Inleiding

Terug naar navigatie - Begroting en meerjarenraming - Inleiding

In dit deel geven we uitleg over onze begroting 2026 en de meerjarenraming 2027-2029. We besteden extra aandacht aan de volgende onderwerpen:

  • Specificaties van de begroting 2026 meerjarenraming 2027-2029 per programma, doelstellingen en beleidsproducten. 
  • Het verwachte financiële resultaat voor de periode 2026-2029.
  • Middelen voor nieuw beleid en de inzet van de reserves per programma.
  • De invloed van de Najaarsnota 2025 op de begroting van 2026 en de daaropvolgende jaren.
  • Een overzicht van de inkomsten en uitgaven in 2026, verdeeld over verschillende categorieën.

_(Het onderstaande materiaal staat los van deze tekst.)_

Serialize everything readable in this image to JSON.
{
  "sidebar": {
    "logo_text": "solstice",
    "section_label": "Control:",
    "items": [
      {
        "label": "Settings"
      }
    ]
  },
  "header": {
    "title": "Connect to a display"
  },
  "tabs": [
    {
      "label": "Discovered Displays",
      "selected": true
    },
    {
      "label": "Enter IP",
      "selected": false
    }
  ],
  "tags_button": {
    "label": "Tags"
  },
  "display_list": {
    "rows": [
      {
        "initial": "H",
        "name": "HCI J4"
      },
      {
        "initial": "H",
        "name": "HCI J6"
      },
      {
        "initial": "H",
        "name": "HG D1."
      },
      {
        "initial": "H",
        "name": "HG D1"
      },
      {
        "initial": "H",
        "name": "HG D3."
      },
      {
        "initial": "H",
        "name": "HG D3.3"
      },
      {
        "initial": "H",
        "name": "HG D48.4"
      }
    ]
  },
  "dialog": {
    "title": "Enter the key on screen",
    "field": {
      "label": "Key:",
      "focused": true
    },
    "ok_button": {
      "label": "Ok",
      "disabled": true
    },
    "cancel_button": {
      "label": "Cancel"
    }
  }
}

Meerjarig overzicht van baten en lasten

Terug naar navigatie - Begroting en meerjarenraming - Meerjarig overzicht van baten en lasten

In onderstaande tabel hieronder staat een uitgebreid en totaal overzicht van de begroting voor 2026. Dit overzicht is ingedeeld in drie niveaus: programma- doelstelling - product. Naast de begroting voor 2026 zijn de volgende gegevens hieronder weergegeven:

  • de raming voor de jaren 2027-2029, die hoort bij de begroting 2026;
  • vergelijkende cijfers uit de Jaarstukken 2024 (PS 20 juni 2025);
  • gewijzigde begroting 2025 tot en met Najaarsnota 2025 (PS 30 oktober 2025). 

De verschillen tussen de jaarcijfers worden toegelicht onder de tabel.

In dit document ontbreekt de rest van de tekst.